= Nicola Haydn =

British actress, director and playwright

Nicola Haydn is an actress, director and playwright from Brighton. She trained at Rose Bruford College of Speech and Drama.

==Career==
Her one-woman plays include 'Up the Duff', about a young girl grappling with possible pregnancy, and biographical play 'Janis' about the life of Janis Joplin.

For her performance in 'Janis', she won 'Best Performer' in the 2009 Brighton Festival Fringe, and was nominated for 'Best Solo Performance' in 2009 The Stage Awards for Acting Excellence.

Directing Credits include: 'Hamlet' (2007 Brighton Fringe - winner Argus Angel), 'The Importance of Being Earnest' at The Grand Hotel (2010 Brighton Fringe - winner Argus Angel), 'The Open Couple' (2011 Brighton Fringe), 'Arnold Wesker's The Mistress' (Brighton Fringe 2012), 'The Marlowe Papers' (Otherplace at The Basement, The Warren at Brighton Fringe 2016 and Brighton Open Air Theatre 2016), 'The Cheeseboard Predicament' by Tom Akehurst for Halcyon Productions (2018 Brighton Open Air Theatre).

Nicola ran the Brighton fringe theatre and comedy venue Upstairs at Three and Ten up from 2008 - 2014. Upstairs at Three and Ten twice won best venue in Brighton Fringe Awards, as well as 'best comedy venue in the south' at the Chortle Awards. She previously ran theatre venue 'The Marlborough' (2005 - 2007).

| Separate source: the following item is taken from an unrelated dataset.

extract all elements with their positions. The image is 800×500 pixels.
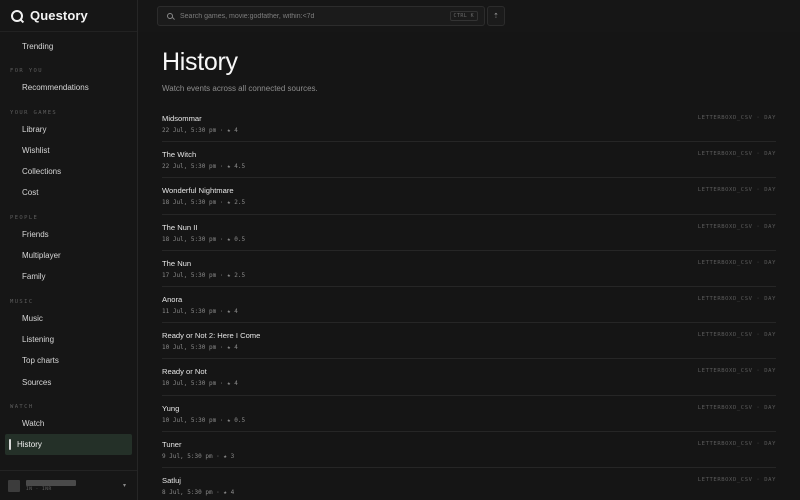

In 2012 the company created The Warren - a pop-up venue for Brighton Fringe which was awarded Best Venue at the Fringe Awards.

In 2019 The Warren was home to 250 visiting companies, and was the largest venue hub at Brighton Fringe boasting 6 theatres, 2 bars and a children's area.

Due to the COVID-19 pandemic The Brighton Fringe did not take place in May 2020, but Haydn and her team produced an outdoor summer season situated on Brighton Beach, for which they won a 'Legends of Lockdown Award' from Chortle.